Zero hora publicou no fim de semana passado uma reportagem especial que mostrou como a CIA (agência de inteligência americana) monitorou políticos e escritores gaúchos, como Erico Verissimo e Josué Guimarães, artistas, jornais, como a Tribuna Gaúcha, e até uma fábrica na Rua Voluntários da Pátria, em Porto Alegre, suspeita de servir como local para reuniões de “comunistas”. Em nível nacional, além de estar preocupada com o processo de redemocratização e a possível eleição de Leonel Brizola, em 1989, uma das revelações mais surpreendentes foi de que os EUA viam sinais de um novo golpe militar em gestação no Brasil.
Detalhes até agora obscuros da história brasileira – e de muitas outras nações – repousam em arquivos bem guardados em Washington.
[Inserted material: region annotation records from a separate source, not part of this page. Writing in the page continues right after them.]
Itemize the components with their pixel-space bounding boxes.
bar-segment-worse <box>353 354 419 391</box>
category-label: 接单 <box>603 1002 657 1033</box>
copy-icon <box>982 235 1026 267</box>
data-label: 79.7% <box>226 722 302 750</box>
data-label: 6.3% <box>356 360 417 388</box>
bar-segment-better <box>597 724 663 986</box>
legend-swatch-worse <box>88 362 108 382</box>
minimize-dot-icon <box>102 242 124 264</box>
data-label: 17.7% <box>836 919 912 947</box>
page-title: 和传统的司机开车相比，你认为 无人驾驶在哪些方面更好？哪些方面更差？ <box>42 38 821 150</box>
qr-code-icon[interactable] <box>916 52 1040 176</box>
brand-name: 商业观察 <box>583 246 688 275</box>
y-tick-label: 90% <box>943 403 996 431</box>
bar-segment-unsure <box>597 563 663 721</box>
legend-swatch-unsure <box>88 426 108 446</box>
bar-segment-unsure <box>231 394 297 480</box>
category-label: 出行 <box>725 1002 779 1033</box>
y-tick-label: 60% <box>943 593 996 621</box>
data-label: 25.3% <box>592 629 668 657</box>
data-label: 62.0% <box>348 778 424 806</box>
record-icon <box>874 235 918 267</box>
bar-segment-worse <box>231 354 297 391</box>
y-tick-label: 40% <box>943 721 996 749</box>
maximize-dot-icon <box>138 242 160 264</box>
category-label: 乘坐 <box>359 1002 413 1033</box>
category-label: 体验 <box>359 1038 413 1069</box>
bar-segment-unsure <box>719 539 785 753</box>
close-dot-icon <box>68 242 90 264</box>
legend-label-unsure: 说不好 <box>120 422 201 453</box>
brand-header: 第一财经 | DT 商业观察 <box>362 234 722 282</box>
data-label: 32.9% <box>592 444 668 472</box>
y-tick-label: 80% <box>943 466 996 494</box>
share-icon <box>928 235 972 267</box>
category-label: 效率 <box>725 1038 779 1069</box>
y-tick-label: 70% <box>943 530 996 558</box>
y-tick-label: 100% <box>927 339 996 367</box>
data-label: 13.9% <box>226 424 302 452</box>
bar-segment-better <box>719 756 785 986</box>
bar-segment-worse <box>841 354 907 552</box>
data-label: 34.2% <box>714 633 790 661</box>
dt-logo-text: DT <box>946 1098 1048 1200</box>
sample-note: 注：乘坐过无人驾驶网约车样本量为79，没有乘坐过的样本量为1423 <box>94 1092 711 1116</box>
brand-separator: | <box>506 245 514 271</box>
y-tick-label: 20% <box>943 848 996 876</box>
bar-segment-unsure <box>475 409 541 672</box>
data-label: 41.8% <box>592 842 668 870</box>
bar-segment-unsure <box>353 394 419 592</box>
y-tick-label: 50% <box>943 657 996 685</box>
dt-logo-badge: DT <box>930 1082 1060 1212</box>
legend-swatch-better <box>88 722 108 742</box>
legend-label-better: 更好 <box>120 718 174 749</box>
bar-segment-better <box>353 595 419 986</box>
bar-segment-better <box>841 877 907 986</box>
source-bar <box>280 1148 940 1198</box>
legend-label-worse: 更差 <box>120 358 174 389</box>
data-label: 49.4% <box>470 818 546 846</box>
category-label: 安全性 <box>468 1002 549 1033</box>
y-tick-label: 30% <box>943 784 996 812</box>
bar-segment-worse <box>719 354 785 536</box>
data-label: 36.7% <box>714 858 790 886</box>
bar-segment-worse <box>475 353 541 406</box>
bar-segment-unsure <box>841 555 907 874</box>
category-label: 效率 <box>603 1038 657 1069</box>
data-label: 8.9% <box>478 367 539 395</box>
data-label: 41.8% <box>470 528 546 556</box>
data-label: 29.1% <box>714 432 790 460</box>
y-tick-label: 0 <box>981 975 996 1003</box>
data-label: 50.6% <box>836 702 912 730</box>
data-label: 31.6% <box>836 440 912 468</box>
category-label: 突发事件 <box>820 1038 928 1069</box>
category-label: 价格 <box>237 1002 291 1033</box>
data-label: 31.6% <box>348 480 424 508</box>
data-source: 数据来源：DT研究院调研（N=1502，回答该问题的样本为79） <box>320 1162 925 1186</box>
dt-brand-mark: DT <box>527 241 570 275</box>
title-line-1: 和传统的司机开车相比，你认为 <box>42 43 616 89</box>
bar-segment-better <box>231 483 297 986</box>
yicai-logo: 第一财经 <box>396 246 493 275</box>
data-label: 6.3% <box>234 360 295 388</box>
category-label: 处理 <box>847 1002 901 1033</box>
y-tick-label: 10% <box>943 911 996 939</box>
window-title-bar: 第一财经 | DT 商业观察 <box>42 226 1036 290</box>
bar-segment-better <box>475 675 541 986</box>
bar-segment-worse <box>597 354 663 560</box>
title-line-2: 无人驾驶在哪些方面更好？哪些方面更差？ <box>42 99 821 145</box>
De tempos em tempos, milhares de documentos são liberados. Não sem antes serem submetidos às lupas de analistas que rasuram nomes de informantes e agentes e cobrem frases inteiras (ou páginas) com informações que possam colocar em risco a segurança nacional. Nos papéis da CIA revelados por ZH há vários trechos censurados. Aliás, o termo “segurança nacional” é usado por muitos governos para justificar a não liberação de documentos com dados que possam constrangê-los. A Rússia, por exemplo, não “desclassifica”, como é chamado no jargão de inteligência, documentos outrora sigilosos. Nenhum papel. Tudo é assunto de “segurança nacional”.
No caso americano, é diferente. Em 1995, o então presidente Bill Clinton ordenou que documentos com mais de 25 anos não poderiam mais ser mantidos sob sigilo. São disponibilizados pelo Office of the Historian.
Mas isso pode mudar. Entre pesquisadores de história diplomática dos Estados Unidos, há uma preocupação de que o governo Donald Trump restrinja o acesso aos arquivos da CIA e diminua a influência do Office of the Historian. Nos dias finais da presidência de Barack Obama, a abertura de arquivos da agência americana foi interpretada pela comunidade acadêmica como uma indireta a Trump. Um pesquisador brasileiro, acostumado a perscrutar arquivos desclassificados em Washington, comenta: “Ainda que tenha se envolvido em várias polêmicas (como com Edward Snowden), Obama ajudou muito na divulgação desses arquivos e reduziu brutalmente o tempo de burocracia que envolvia a entrega de arquivos secretos. Baixou de uma média de 60 para 24 meses”.
Na visão de especialistas, o governo Trump teme a liberação iminente de documentos da era Ronald Reagan. Muitos funcionários da atual administração trabalharam na década de 1980 e se envolveram em escândalos como Irã-Contras, além de intervenções militares na Nicarágua e na Guatemala. Entre nomes polêmicos estaria o de Roger Stone, estrategista da campanha republicana à Casa Branca, no ano passado. A outra preocupação diz respeito a desconfiança com relação ao viés ideológico da Academia. O governo acredita que a maioria dos pesquisadores de grandes centros universitários é composta por liberais democratas, que poderiam criar controvérsias “desnecessárias” com a Rússia, resgatando feridas abertas na Guerra Fria.O Office of the Historian é controlado pelo Departamento de Estado, e os arquivos da CIA dependem da boa vontade do diretor-geral de inteligência para liberação.